"Retablo": Identidad Masculina en los Andes
- Adrián Huamán Araujo
- 22 sept 2019
- 3 Min. de lectura
Actualizado: 25 sept 2019
La competencia está dura y, a estas alturas, llegar a los Oscar otra vez puede sonar una locura. Corea del Sur tiene una nominación prácticamente asegurada con “Parasite”, Francia y países como España envían a competir a su Almodóvar más famoso con “Dolor y Gloria”. En nuestro país, la seleccionada llegó a salas hace unas semanas, pero se ha ido reprogramando por la gran acogida (las funciones más cercanas están en el Centro Cultural de la PUPC hasta este miércoles). Notorio que una película peruana obtenga esa recepción, pero quizás no tan sorprendente cuando nos sumergimos en el cuidado universo de Retablo y descubrimos todo lo que tiene que decir sobre la identidad masculina de nuestro país.

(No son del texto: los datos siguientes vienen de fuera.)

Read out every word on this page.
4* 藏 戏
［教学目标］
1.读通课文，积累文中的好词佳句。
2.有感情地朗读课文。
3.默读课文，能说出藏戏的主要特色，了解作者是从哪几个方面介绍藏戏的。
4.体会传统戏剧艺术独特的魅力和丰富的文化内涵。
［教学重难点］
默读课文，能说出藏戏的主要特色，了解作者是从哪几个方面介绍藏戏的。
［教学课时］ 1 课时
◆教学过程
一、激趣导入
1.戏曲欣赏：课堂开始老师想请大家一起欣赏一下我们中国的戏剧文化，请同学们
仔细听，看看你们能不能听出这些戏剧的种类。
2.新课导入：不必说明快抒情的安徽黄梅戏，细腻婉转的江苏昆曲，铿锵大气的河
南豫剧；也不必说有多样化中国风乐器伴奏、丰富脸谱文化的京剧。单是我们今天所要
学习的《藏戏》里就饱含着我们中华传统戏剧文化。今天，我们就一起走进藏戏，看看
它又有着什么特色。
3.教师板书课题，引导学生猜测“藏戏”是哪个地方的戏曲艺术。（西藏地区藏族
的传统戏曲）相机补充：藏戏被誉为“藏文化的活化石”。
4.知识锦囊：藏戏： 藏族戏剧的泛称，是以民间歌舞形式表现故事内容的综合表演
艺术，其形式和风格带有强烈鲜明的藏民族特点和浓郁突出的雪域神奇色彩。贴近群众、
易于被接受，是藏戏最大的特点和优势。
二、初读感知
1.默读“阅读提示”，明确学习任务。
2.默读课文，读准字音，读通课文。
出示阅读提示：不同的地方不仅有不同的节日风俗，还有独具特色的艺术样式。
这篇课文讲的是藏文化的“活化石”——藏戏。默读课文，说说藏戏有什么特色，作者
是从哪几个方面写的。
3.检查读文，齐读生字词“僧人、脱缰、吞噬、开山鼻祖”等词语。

Noé es un artista, un maestro del retablo capaz de subsistir con su trabajo en un pueblo andino que lo aprecia, que admira cómo sus manos le dan forma y vida a cada historia de pueblo contada en sus retablos. Segundo, su hijo y protagonista de la historia, es su aprendiz y un muchacho que, sin lugar a dudas, lo admira y quiere seguir sus pasos. Ambos son el vínculo afectivo más importante en sus respectivas vidas. Padre e hijo, aprendiz y maestro, la primera parte de la película te entibia mientras observas andar esta relación de amor y confianza en el arte, una cercanía poco vista en la ficción nacional (y en la realidad del abandono y el rencor). Pero "Retablo" no es solo una película sobre el amor filial o la idea de lo que “debería” ser una familia en el mundo andino (similar a decir "mamá + papá + hijitos = única familia natural", algún guiño en dirección de arte hay sobre esto). Es también una historia sobre cómo se forman las nociones de masculinidad para muchos jóvenes en este ecosistema en el que cierto tipo de violencia es parte del día a día.

Cuando era adolescente y crecía en Cajamarca, la sociedad tenía puntos de vista, valores y problemáticas más cercanos al de un pueblo andino que al de una ciudad occidental. Acaso por esto no siempre me era fácil conectar con amigos hombres: me costaba tener interés en solucionar los problemas a golpes o en pasarme las tardes comprobando cuánto alcohol podía beber, o en (cosa rara para muchos) acercarme a las chicas solo por conversar, no para gilear o meter mano de frente. Todas estas imágenes vinieron de golpe a mi mente porque, en mitad de la crisis que atraviesa Segundo, su mundo (donde, por ejemplo, la violencia coercitiva se ejercita en público o los hombres solucionan sus líos a latigazos, para hacerse duros) parece ofrecerle solo esos caminos como las únicas maneras de validarse como hombre en esta sociedad, como un hombre de verdad: que se mecha por todo, que bebe por todo y quiere ser pendejo con todas. Y un hombre de verdad, por supuesto, no es homosexual, por más artista que sea. Eso es sucio, indigno. Eso se castiga peor que el abuso doméstico. Eso merece una paliza y después la indiferencia total. Puedes joder de "cabro de mierda" a quien quieras porque no existe un insulto más denigrante. Y es probable que te tengan que aguantar, hasta que un día el “cabro de mierda” se canse, se ponga de pie y te rompa la nariz a puñetazos.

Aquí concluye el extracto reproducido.